Лермонтов понимал всю глупость и суетную мишуру одеяний, чинов и наград. Но мудрость он поверял бумаге, а на людях выставлял напоказ детскую вспыльчивость и молодечество. Однажды на бал он явился в диковинном наряде астролога, расписанном магическими знаками. Пошла мода на черные кавказские бурки — он временами появлялся в белой, как снег. Щеголял прекрасными пистолетами. Безжалостно острил над показными храбрецами и часто поражал товарищей безумной, ненужной смелостью под пулями.
Нынче он ехал из станицы Кисловодской в Богунтинский редут, что за Ессентучком. По слухам, один Богунтинский молодец добыл в стычке шашку редкой стали. Такую шашку купить будет нелегко, и он прихватил побольше червонцев. Лучше бы добыть в бою, но как встретить владельца дамасского клинка?
Оружие составляло фамильную гордость казаков и горцев. В зеркальных клинках томленой стали сполохами отражалась пламенная казачья и горская доблесть. Оно поддерживало чувство собственного достоинства, которое началось с чувства собственной безопасности.
Стамбульская семигранная винтовка, шашки секретного булата — гирла, гурда, волчек — ценились на кутанах и юртах дороже жизни.
Случалось, за шашку отдавали жену.
Владельцу чудесной гирлы прибавляли ранг.
В одном ряду с оружием стояли только серебряные знаки, офицерский шарф и кони.
Кони считались основным богатством. Это была золотая валюта, чеканно звенящая подковами по кремнистым дорогам. Собственно, большинство набегов совершалось ради захвата коней. Донесения о стычках начинались с перечисления захваченных или потерянных табунов, а потом уже — раненых и убитых.
Здесь может пропеть пуля, пролететь, как черная змея, аркан… Но упоителен бег коня, и бледные пальцы влиты в ложе винтовки.
Дорога то высоко выбегала на горы, то пряталась в густых ивах у самой воды. Промелькнула вышка пикета возле одноарочного моста, сооруженного солдатами графа Воронцова-Дашкова за одну ночь для переправы горной артиллерии. Из-под копыт метнулась краснобокая лисица. Свищет ветер в развалинах древней монгольской часовни. Над горами, облаками и долинами несет стражу задумавшийся Эльбрус.
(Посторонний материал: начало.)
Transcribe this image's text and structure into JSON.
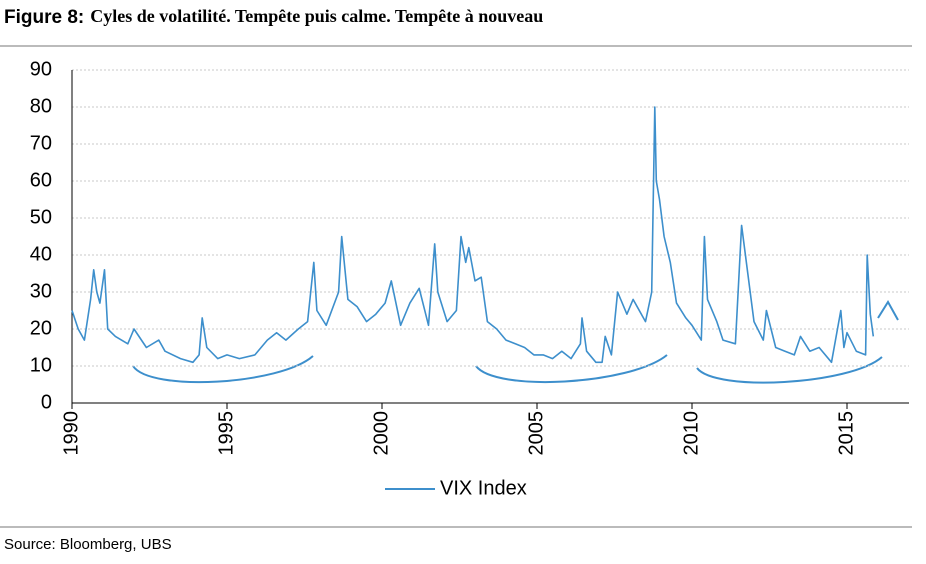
{
  "chart_data": {
    "type": "line",
    "title_label": "Figure 8:",
    "title": "Cyles de volatilité. Tempête puis calme. Tempête à nouveau",
    "source": "Source:  Bloomberg, UBS",
    "x": [
      1990.0,
      1990.2,
      1990.4,
      1990.6,
      1990.7,
      1990.8,
      1990.9,
      1991.0,
      1991.05,
      1991.15,
      1991.4,
      1991.8,
      1992.0,
      1992.4,
      1992.8,
      1993.0,
      1993.5,
      1993.9,
      1994.1,
      1994.2,
      1994.35,
      1994.7,
      1995.0,
      1995.4,
      1995.9,
      1996.3,
      1996.6,
      1996.9,
      1997.3,
      1997.6,
      1997.8,
      1997.9,
      1998.2,
      1998.6,
      1998.7,
      1998.9,
      1999.2,
      1999.5,
      1999.8,
      2000.1,
      2000.3,
      2000.6,
      2000.9,
      2001.2,
      2001.5,
      2001.7,
      2001.8,
      2002.1,
      2002.4,
      2002.55,
      2002.7,
      2002.8,
      2003.0,
      2003.2,
      2003.4,
      2003.7,
      2004.0,
      2004.3,
      2004.6,
      2004.9,
      2005.2,
      2005.5,
      2005.8,
      2006.1,
      2006.4,
      2006.45,
      2006.6,
      2006.9,
      2007.1,
      2007.2,
      2007.4,
      2007.6,
      2007.9,
      2008.1,
      2008.5,
      2008.7,
      2008.8,
      2008.85,
      2008.95,
      2009.1,
      2009.3,
      2009.5,
      2009.8,
      2010.0,
      2010.3,
      2010.4,
      2010.5,
      2010.8,
      2011.0,
      2011.4,
      2011.6,
      2011.8,
      2012.0,
      2012.3,
      2012.4,
      2012.7,
      2013.0,
      2013.3,
      2013.5,
      2013.8,
      2014.1,
      2014.5,
      2014.8,
      2014.9,
      2015.0,
      2015.3,
      2015.6,
      2015.65,
      2015.75,
      2015.85
    ],
    "series": [
      {
        "name": "VIX Index",
        "color": "#3d8fcc",
        "values": [
          25,
          20,
          17,
          28,
          36,
          30,
          27,
          33,
          36,
          20,
          18,
          16,
          20,
          15,
          17,
          14,
          12,
          11,
          13,
          23,
          15,
          12,
          13,
          12,
          13,
          17,
          19,
          17,
          20,
          22,
          38,
          25,
          21,
          30,
          45,
          28,
          26,
          22,
          24,
          27,
          33,
          21,
          27,
          31,
          21,
          43,
          30,
          22,
          25,
          45,
          38,
          42,
          33,
          34,
          22,
          20,
          17,
          16,
          15,
          13,
          13,
          12,
          14,
          12,
          16,
          23,
          14,
          11,
          11,
          18,
          13,
          30,
          24,
          28,
          22,
          30,
          80,
          60,
          55,
          45,
          38,
          27,
          23,
          21,
          17,
          45,
          28,
          22,
          17,
          16,
          48,
          35,
          22,
          17,
          25,
          15,
          14,
          13,
          18,
          14,
          15,
          11,
          25,
          15,
          19,
          14,
          13,
          40,
          24,
          18
        ]
      }
    ],
    "xlim": [
      1990,
      2017
    ],
    "xticks": [
      1990,
      1995,
      2000,
      2005,
      2010,
      2015
    ],
    "ylim": [
      0,
      90
    ],
    "yticks": [
      0,
      10,
      20,
      30,
      40,
      50,
      60,
      70,
      80,
      90
    ],
    "grid": true
  }
}
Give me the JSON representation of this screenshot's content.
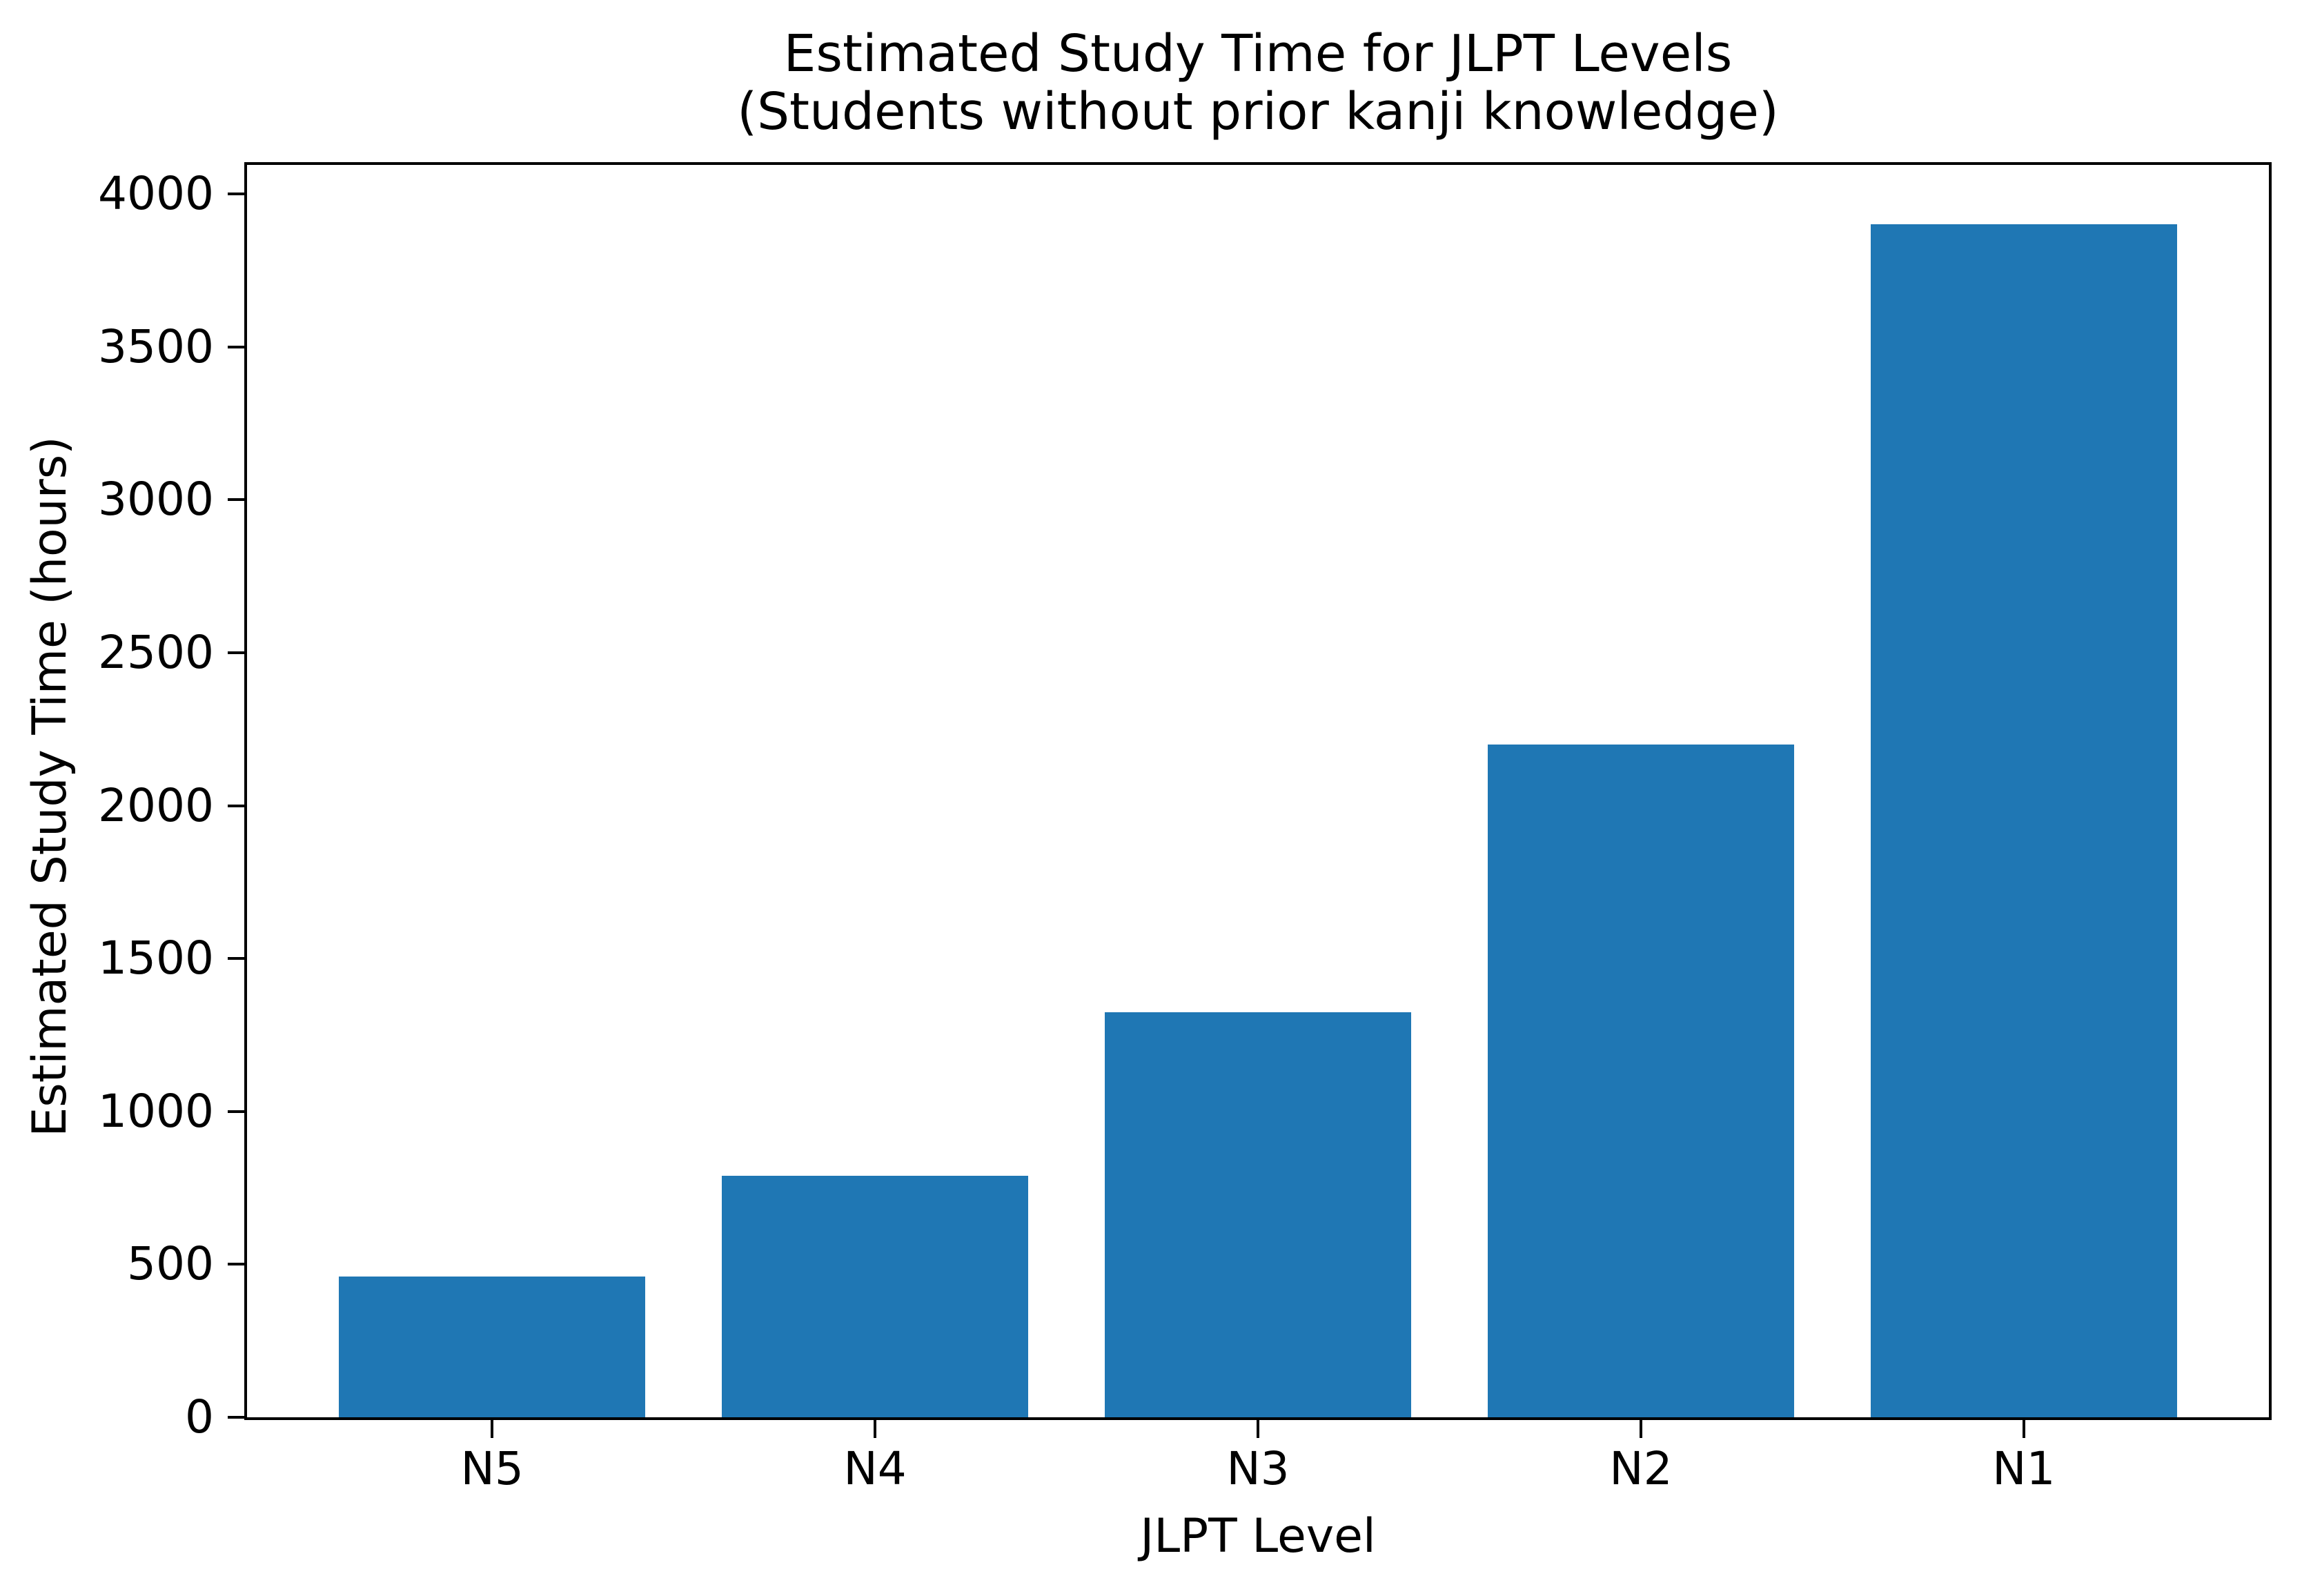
{
  "chart_data": {
    "type": "bar",
    "title": "Estimated Study Time for JLPT Levels",
    "subtitle": "(Students without prior kanji knowledge)",
    "xlabel": "JLPT Level",
    "ylabel": "Estimated Study Time (hours)",
    "categories": [
      "N5",
      "N4",
      "N3",
      "N2",
      "N1"
    ],
    "values": [
      460,
      790,
      1325,
      2200,
      3900
    ],
    "yticks": [
      0,
      500,
      1000,
      1500,
      2000,
      2500,
      3000,
      3500,
      4000
    ],
    "ylim": [
      0,
      4095
    ],
    "bar_color": "#1f77b4",
    "bar_width_ratio": 0.8,
    "x_margin": 0.05,
    "grid": false,
    "legend": false
  }
}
Далеко в разрывах тумана синеет Машук. Снова казачья вышка. Открылась ковыльная степь. Блеснул крест на колокольне Богунтинского редута.
За каменными стенами с бойницами церквушка, длинный сарай-арсенал, казачьи землянки и хаты. Уже и по эту сторону стен лепились мазанки, образуя улицу, заросшую камышом и барбарисом.
Лермонтов спешился. Залаяли собаки. Привязать коня не успел. Подбежали бойкие казачата, отогнали собак и смело взяли тисненый повод. Стоять рядом с конем для казачонка — все равно, что для правоверного видеть тень пророка.
Он вошел в хату, сложенную из слоистого синего камня. Перекрестился на суровые старообрядческие иконы. Осмотрелся в дыму.
По скользкому глиняному полу бродили прирученные фазаны и волчата. С ними пытался бодаться козленок. В бочках лежало соленое сало и зерно. У пылающего жерла русской печи гремела чугунами нарядная молодайка. Она смело поклонилась молодому офицеру и в ответ на приветствие поднесла ему полный чихирный ковшик. Лермонтов выпил, обтер губы рукавом шинели и спросил, отчего не видно казаков.
— Отважничают — кабанов бьют да оленей.
— А старики?
— Вон они за пасекой греются.
— Принеси нам туда чихирю.
Положил хозяйке монету и пошел по бурьянам над шумной и чистой, как слеза, Богунтой к пасеке.
Ульи — плетеные из ивняка сапетки — стоят пирамидками в горячей укромной балочке. На яркой соломе сидят старики. Поглаживают на плечах мохнатые овчины, прикрывают глаза высохшими ладонями, неспешно переговариваются. У каждого под боком ружье. Изредка, как из полной чаши, доплеснется в балочку винный холод горного ветра, снежной свежестью обдаст отжившие лица, и вдвойне тогда приятно пить густое солнце.
Но за горами стылая глубь могил. Тихо предаются солнечному разгулу, как некогда буйно пили звездную тьму казачьих разгульных ночей — с выстрелами, казенным спиртом и поцелуями в зарослях хмеля и медуницы.
Лермонтов по-казачьи поклонился собранию. Деды, завидя эполеты, молодцевато вытянулись во фрунт.